All in all, a WYSIWYG editor makes it easier for marketers to make a better user interface without help from developers.

Advantages of WYSIWYG:

Here are the major advantages of WYSIWYG editor: 

  • Easy to use: Users don’t need to know how to write web code to use many WYSIWYG editors, which have a drag-and-drop interface. They can add (or remove) text, images, and videos to a web page without having any knowledge of web programming. Intuitive: It’s natural for the brain to put things together in this way.
  • Efficient: In terms of speed and efficiency, a WYSIWYG editor is a lot faster than writing a web page from scratch, especially when the person in charge isn’t very tech-savvy.

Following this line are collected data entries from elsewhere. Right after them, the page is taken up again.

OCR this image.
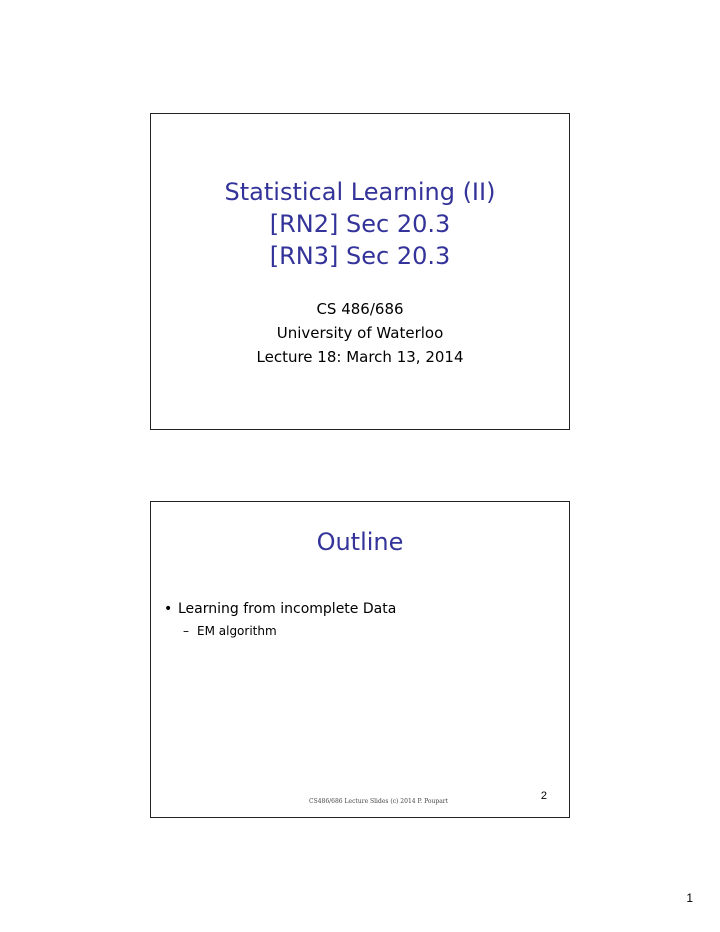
Statistical Learning (II)
[RN2] Sec 20.3
[RN3] Sec 20.3
CS 486/686
University of Waterloo
Lecture 18: March 13, 2014
Outline
• Learning from incomplete Data
– EM algorithm
CS486/686 Lecture Slides (c) 2014 P. Poupart	2
1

There’s no need to switch screens and wait for the preview to show up on the new screen. Also, users can focus more on the design instead of getting bogged down by technicalities.
  • Flexibility: You can make small changes on the fly with WYSIWYG design tools. If an image is a little out of place, you can fix this with just a few simple clicks. As a bonus, this way, you can easily keep your site more up-to-date, which makes it even better.

Conclusion

Many WYSIWYG hosts let you build a website without knowing much coding. This covers well-known services such as Squarespace, Wix, and Weebly. These frequently include “drag-and-drop” interfaces that let you add content blocks to a page while adhering to a specific template.